I have wondered if after years of hustling desperately to seek comfort in growth, security, and validation, this year of hiding is simply a regenerative phase finally demanding to be honored. In the phase void of production, marketing and sales, I am trading income for reflection, validation for privacy, and creation for rest.
Within this space of uncomfortable stillness and self-doubt, I have been exploring my own personal projects. It is still too soon to share the results of these practices, but I have faith they can help me turn this low point into a period of clarity and growth in the months to come. In this moment I am also:
Executing a personal project I am calling “Analog Time” that is aimed to bring consistent and intentional inspiration into my daily routines.
Pursuing resources on ADHD. No longer avoiding, but embracing this diagnosis and relearning how to understand my behaviors and tendencies through this lens has been enlightening. I hope to learn and develop new strategies for my own personal progress.
Paying attention to what makes me feel curious and excited so that I can bring those crumbs of inspiration into my studio as I prepare for the final quarter.

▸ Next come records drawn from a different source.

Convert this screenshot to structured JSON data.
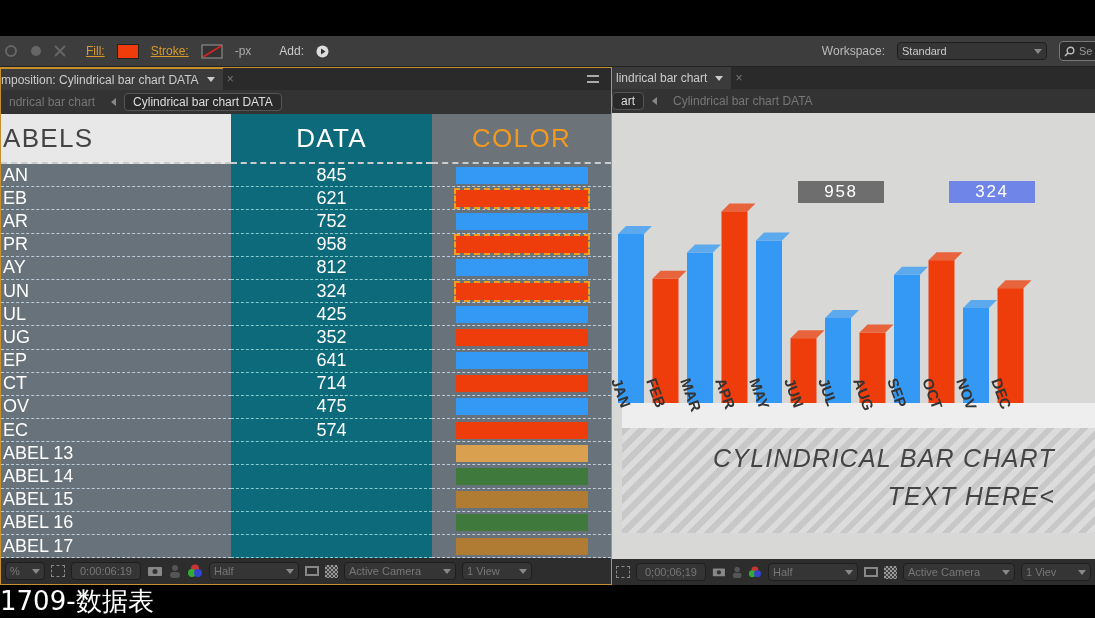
{
  "toolbar": {
    "fill_label": "Fill:",
    "stroke_label": "Stroke:",
    "px": "-px",
    "add_label": "Add:",
    "workspace_label": "Workspace:",
    "workspace": "Standard",
    "search_placeholder": "Se"
  },
  "left_panel": {
    "tab": "mposition: Cylindrical bar chart DATA",
    "tab_close": "×",
    "breadcrumbs": [
      {
        "label": "ndrical bar chart",
        "selected": false
      },
      {
        "label": "Cylindrical bar chart DATA",
        "selected": true
      }
    ],
    "table": {
      "columns": [
        "ABELS",
        "DATA",
        "COLOR"
      ],
      "rows": [
        {
          "label": "AN",
          "value": "845",
          "color": "#3399f5",
          "selected": false
        },
        {
          "label": "EB",
          "value": "621",
          "color": "#ee3d0a",
          "selected": true
        },
        {
          "label": "AR",
          "value": "752",
          "color": "#3399f5",
          "selected": false
        },
        {
          "label": "PR",
          "value": "958",
          "color": "#ee3d0a",
          "selected": true
        },
        {
          "label": "AY",
          "value": "812",
          "color": "#3399f5",
          "selected": false
        },
        {
          "label": "UN",
          "value": "324",
          "color": "#ee3d0a",
          "selected": true
        },
        {
          "label": "UL",
          "value": "425",
          "color": "#3399f5",
          "selected": false
        },
        {
          "label": "UG",
          "value": "352",
          "color": "#ee3d0a",
          "selected": false
        },
        {
          "label": "EP",
          "value": "641",
          "color": "#3399f5",
          "selected": false
        },
        {
          "label": "CT",
          "value": "714",
          "color": "#ee3d0a",
          "selected": false
        },
        {
          "label": "OV",
          "value": "475",
          "color": "#3399f5",
          "selected": false
        },
        {
          "label": "EC",
          "value": "574",
          "color": "#ee3d0a",
          "selected": false
        },
        {
          "label": "ABEL 13",
          "color": "#d9a050",
          "selected": false
        },
        {
          "label": "ABEL 14",
          "color": "#3f7a3c",
          "selected": false
        },
        {
          "label": "ABEL 15",
          "color": "#b07c34",
          "selected": false
        },
        {
          "label": "ABEL 16",
          "color": "#3f7a3c",
          "selected": false
        },
        {
          "label": "ABEL 17",
          "color": "#b07c34",
          "selected": false
        }
      ]
    },
    "footer": {
      "zoom": "%",
      "timecode": "0:00:06:19",
      "resolution": "Half",
      "camera": "Active Camera",
      "views": "1 View"
    }
  },
  "right_panel": {
    "tab": "lindrical bar chart",
    "tab_close": "×",
    "breadcrumbs": [
      {
        "label": "art",
        "selected": true
      },
      {
        "label": "Cylindrical bar chart DATA",
        "selected": false
      }
    ],
    "chart": {
      "months": [
        "JAN",
        "FEB",
        "MAR",
        "APR",
        "MAY",
        "JUN",
        "JUL",
        "AUG",
        "SEP",
        "OCT",
        "NOV",
        "DEC"
      ],
      "callouts": [
        {
          "value": "958",
          "color": "#6e6e6e"
        },
        {
          "value": "324",
          "color": "#6f86e8"
        }
      ],
      "title": "CYLINDRICAL BAR CHART",
      "subtitle": "TEXT HERE<"
    },
    "footer": {
      "timecode": "0;00;06;19",
      "resolution": "Half",
      "camera": "Active Camera",
      "views": "1 Viev"
    }
  },
  "caption": "1709-数据表"
}
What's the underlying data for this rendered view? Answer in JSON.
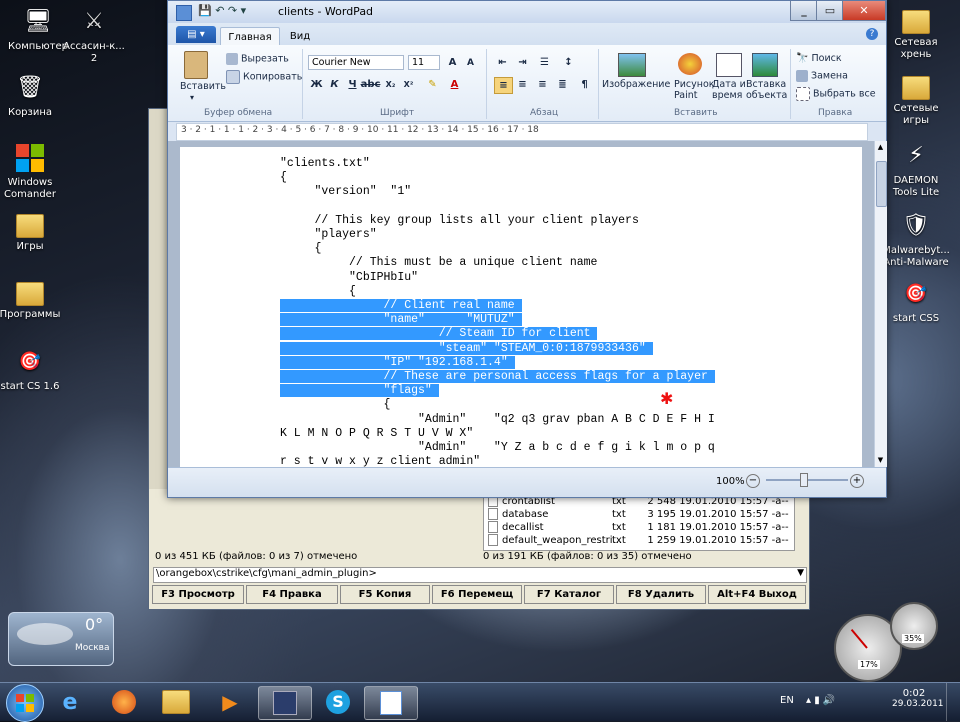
{
  "desktop_left": [
    {
      "label": "Компьютер",
      "icon": "computer-icon"
    },
    {
      "label": "Ассасин-к...\n2",
      "icon": "assassin-icon"
    },
    {
      "label": "Корзина",
      "icon": "recycle-bin-icon"
    },
    {
      "label": "Windows\nComander",
      "icon": "windows-logo-icon"
    },
    {
      "label": "Игры",
      "icon": "folder-icon"
    },
    {
      "label": "Программы",
      "icon": "folder-icon"
    },
    {
      "label": "start CS 1.6",
      "icon": "shortcut-icon"
    }
  ],
  "desktop_right": [
    {
      "label": "Сетевая\nхрень",
      "icon": "folder-icon"
    },
    {
      "label": "Сетевые\nигры",
      "icon": "folder-icon"
    },
    {
      "label": "DAEMON\nTools Lite",
      "icon": "daemon-tools-icon"
    },
    {
      "label": "Malwarebyt...\nAnti-Malware",
      "icon": "malwarebytes-icon"
    },
    {
      "label": "start CSS",
      "icon": "shortcut-icon"
    }
  ],
  "weather": {
    "temp": "0°",
    "city": "Москва"
  },
  "gauges": {
    "cpu": "17%",
    "mem": "35%"
  },
  "wordpad": {
    "title": "clients - WordPad",
    "tabs": {
      "home": "Главная",
      "view": "Вид"
    },
    "clipboard": {
      "paste": "Вставить",
      "cut": "Вырезать",
      "copy": "Копировать",
      "group": "Буфер обмена"
    },
    "font": {
      "family": "Courier New",
      "size": "11",
      "group": "Шрифт"
    },
    "paragraph": {
      "group": "Абзац"
    },
    "insert": {
      "image": "Изображение",
      "paint": "Рисунок\nPaint",
      "datetime": "Дата и\nвремя",
      "object": "Вставка\nобъекта",
      "group": "Вставить"
    },
    "edit": {
      "find": "Поиск",
      "replace": "Замена",
      "select_all": "Выбрать все",
      "group": "Правка"
    },
    "ruler": "3 · 2 · 1 · 1 · 1 · 2 · 3 · 4 · 5 · 6 · 7 · 8 · 9 · 10 · 11 · 12 · 13 · 14 · 15 · 16 · 17 · 18",
    "doc": {
      "before": "\"clients.txt\"\n{\n     \"version\"  \"1\"\n\n     // This key group lists all your client players\n     \"players\"\n     {\n          // This must be a unique client name\n          \"CbIPHbIu\"\n          {\n",
      "selected": [
        "               // Client real name ",
        "               \"name\"      \"MUTUZ\" ",
        "                       // Steam ID for client ",
        "                       \"steam\" \"STEAM_0:0:1879933436\" ",
        "               \"IP\" \"192.168.1.4\" ",
        "               // These are personal access flags for a player ",
        "               \"flags\" "
      ],
      "after": "               {\n                    \"Admin\"    \"q2 q3 grav pban A B C D E F H I\nK L M N O P Q R S T U V W X\"\n                    \"Admin\"    \"Y Z a b c d e f g i k l m o p q\nr s t v w x y z client admin\""
    },
    "zoom": "100%"
  },
  "totalcmd": {
    "files": [
      {
        "name": "crontablist",
        "ext": "txt",
        "size": "2 548",
        "date": "19.01.2010 15:57",
        "attr": "-a--"
      },
      {
        "name": "database",
        "ext": "txt",
        "size": "3 195",
        "date": "19.01.2010 15:57",
        "attr": "-a--"
      },
      {
        "name": "decallist",
        "ext": "txt",
        "size": "1 181",
        "date": "19.01.2010 15:57",
        "attr": "-a--"
      },
      {
        "name": "default_weapon_restri...",
        "ext": "txt",
        "size": "1 259",
        "date": "19.01.2010 15:57",
        "attr": "-a--"
      }
    ],
    "status_left": "0 из 451 КБ (файлов: 0 из 7) отмечено",
    "status_right": "0 из 191 КБ (файлов: 0 из 35) отмечено",
    "path": "\\orangebox\\cstrike\\cfg\\mani_admin_plugin>",
    "fkeys": [
      "F3 Просмотр",
      "F4 Правка",
      "F5 Копия",
      "F6 Перемещ",
      "F7 Каталог",
      "F8 Удалить",
      "Alt+F4 Выход"
    ]
  },
  "tray": {
    "lang": "EN",
    "time": "0:02",
    "date": "29.03.2011"
  }
}
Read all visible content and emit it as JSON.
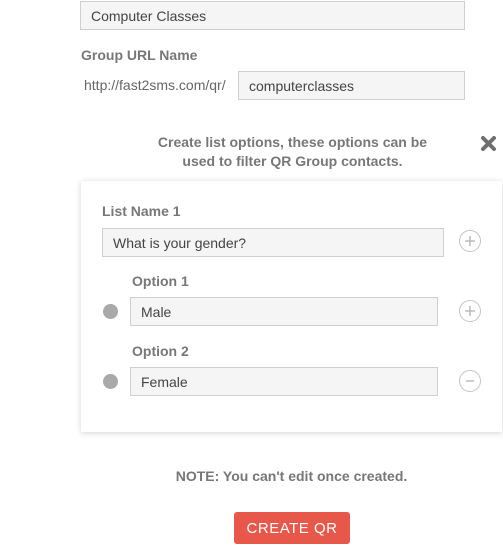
{
  "group_name": {
    "value": "Computer Classes"
  },
  "group_url": {
    "label": "Group URL Name",
    "prefix": "http://fast2sms.com/qr/",
    "value": "computerclasses"
  },
  "list_options": {
    "description_line1": "Create list options, these options can be",
    "description_line2": "used to filter QR Group contacts.",
    "close_icon": "close-icon",
    "list_name_label": "List Name 1",
    "list_name_value": "What is your gender?",
    "options": [
      {
        "label": "Option 1",
        "value": "Male",
        "action_icon": "plus-circle-icon"
      },
      {
        "label": "Option 2",
        "value": "Female",
        "action_icon": "minus-circle-icon"
      }
    ]
  },
  "note": "NOTE: You can't edit once created.",
  "create_button": {
    "label": "CREATE QR",
    "color": "#e8584a"
  }
}
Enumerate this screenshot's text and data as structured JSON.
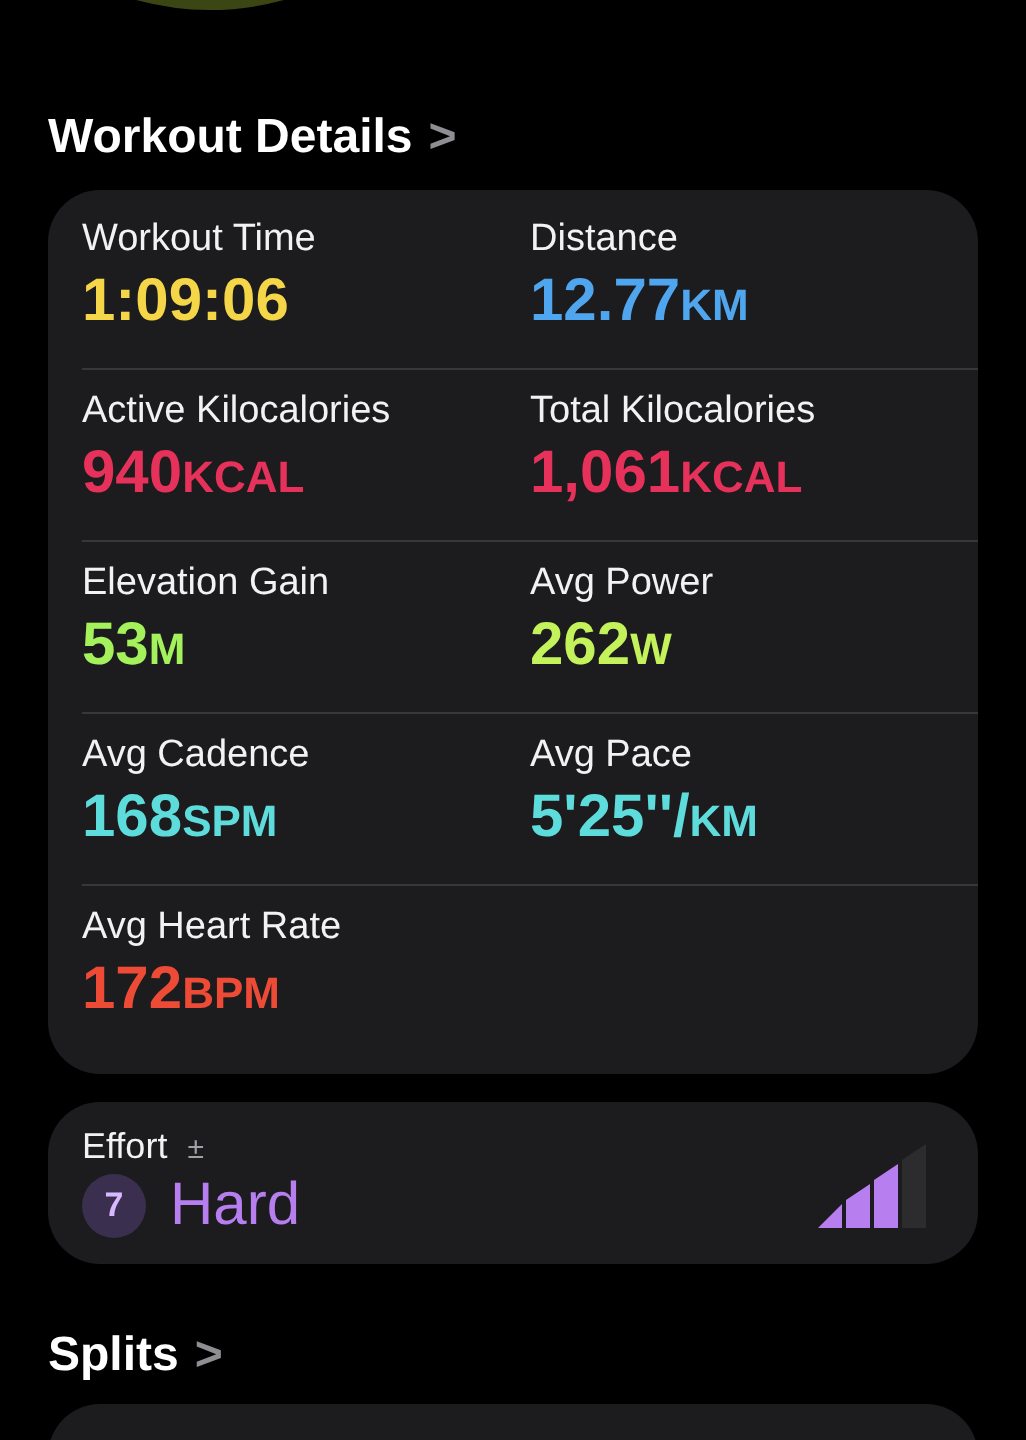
{
  "workout_details": {
    "title": "Workout Details",
    "chevron": ">",
    "metrics": [
      {
        "label": "Workout Time",
        "value": "1:09:06",
        "color": "#f4d648"
      },
      {
        "label": "Distance",
        "value": "12.77",
        "unit": "KM",
        "color": "#50a6ee"
      },
      {
        "label": "Active Kilocalories",
        "value": "940",
        "unit": "KCAL",
        "color": "#e6325a"
      },
      {
        "label": "Total Kilocalories",
        "value": "1,061",
        "unit": "KCAL",
        "color": "#e6325a"
      },
      {
        "label": "Elevation Gain",
        "value": "53",
        "unit": "M",
        "color": "#a4f15c"
      },
      {
        "label": "Avg Power",
        "value": "262",
        "unit": "W",
        "color": "#c4f25a"
      },
      {
        "label": "Avg Cadence",
        "value": "168",
        "unit": "SPM",
        "color": "#5edcdc"
      },
      {
        "label": "Avg Pace",
        "value": "5'25''/",
        "unit": "KM",
        "color": "#5edcdc"
      },
      {
        "label": "Avg Heart Rate",
        "value": "172",
        "unit": "BPM",
        "color": "#ee4b36"
      }
    ]
  },
  "effort": {
    "label": "Effort",
    "adjust": "±",
    "score": "7",
    "rating": "Hard",
    "level": 0.75
  },
  "splits": {
    "title": "Splits",
    "chevron": ">"
  }
}
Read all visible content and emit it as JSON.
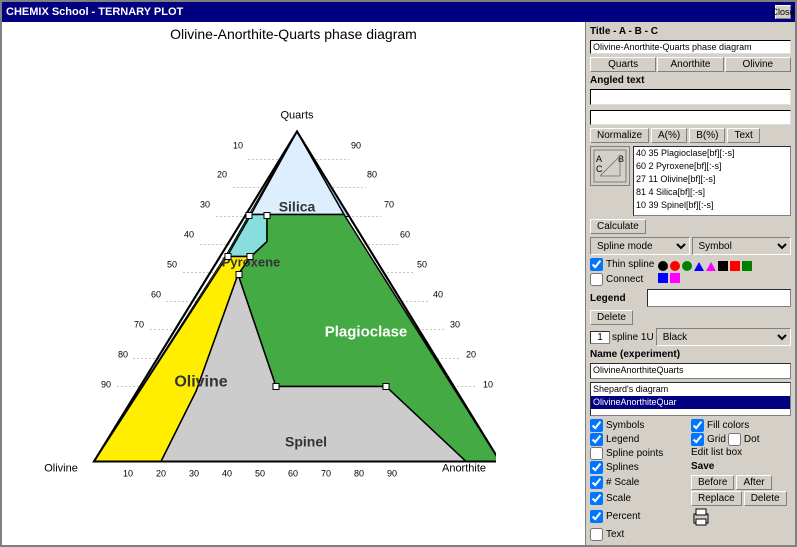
{
  "window": {
    "title": "CHEMIX School - TERNARY PLOT",
    "close_btn": "Close"
  },
  "plot": {
    "title": "Olivine-Anorthite-Quarts phase diagram",
    "vertices": {
      "top": "Quarts",
      "bottom_left": "Olivine",
      "bottom_right": "Anorthite"
    },
    "regions": [
      "Silica",
      "Pyroxene",
      "Olivine",
      "Plagioclase",
      "Spinel"
    ],
    "axis_ticks": [
      10,
      20,
      30,
      40,
      50,
      60,
      70,
      80,
      90
    ]
  },
  "right_panel": {
    "title_label": "Title - A - B - C",
    "title_value": "Olivine-Anorthite-Quarts phase diagram",
    "abc_buttons": [
      "Quarts",
      "Anorthite",
      "Olivine"
    ],
    "angled_text_label": "Angled text",
    "normalize_btn": "Normalize",
    "a_pct_btn": "A(%)",
    "b_pct_btn": "B(%)",
    "text_btn": "Text",
    "spline_data": [
      "40 35 Plagioclase[bf][:-s]",
      "60 2 Pyroxene[bf][:-s]",
      "27 11 Olivine[bf][:-s]",
      "81 4 Silica[bf][:-s]",
      "10 39 Spinel[bf][:-s]"
    ],
    "calculate_btn": "Calculate",
    "spline_mode_label": "Spline mode",
    "symbol_label": "Symbol",
    "thin_spline_label": "Thin spline",
    "connect_label": "Connect",
    "delete_btn": "Delete",
    "spline_number": "1",
    "spline_label": "spline 1U",
    "color_label": "Black",
    "legend_label": "Legend",
    "legend_value": "",
    "name_label": "Name (experiment)",
    "name_value": "OlivineAnorthiteQuarts",
    "small_list_items": [
      "Shepard's diagram",
      "OlivineAnorthiteQuar"
    ],
    "fill_colors_label": "Fill colors",
    "checkboxes": {
      "symbols": "Symbols",
      "legend": "Legend",
      "fill_colors": "Fill colors",
      "grid": "Grid",
      "dot": "Dot",
      "spline_points": "Spline points",
      "splines": "Splines",
      "num_scale": "# Scale",
      "scale": "Scale",
      "percent": "Percent",
      "text": "Text"
    },
    "edit_list_box_label": "Edit list box",
    "save_label": "Save",
    "before_btn": "Before",
    "after_btn": "After",
    "replace_btn": "Replace",
    "delete_btn2": "Delete"
  }
}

I sincerely hope these small intentional projects help me regain my footing in a creative cycle that I can feel proud of. Thank you for holding this space with me. Thank you for witnessing me where I am at. As always if this message resonates with you please feel free to hit “reply” if you are viewing in email or comment if you are a user of substack. The responses have often been the some of most sacred gifts I have received in my creative journey. I appreciate them more than you know.
With Love and Awe-
Kirsten
-minor house keeping-
the annual gifts to paid subscribers were supposed to be a primary studio-focus in the month of July, as the fore-mentioned fatigue greatly impacted my studio hours this summer, that project has been pushed to September and the gifts will ship before the end of October. Thank you so much for the support. I intend for these gifts to be extra special this year to make up for my neglect.
lots of love to you 💛
Thank you for sharing Kirsten. I resonate so much with so much of what you shared and wish you grace and patience and softness as you return.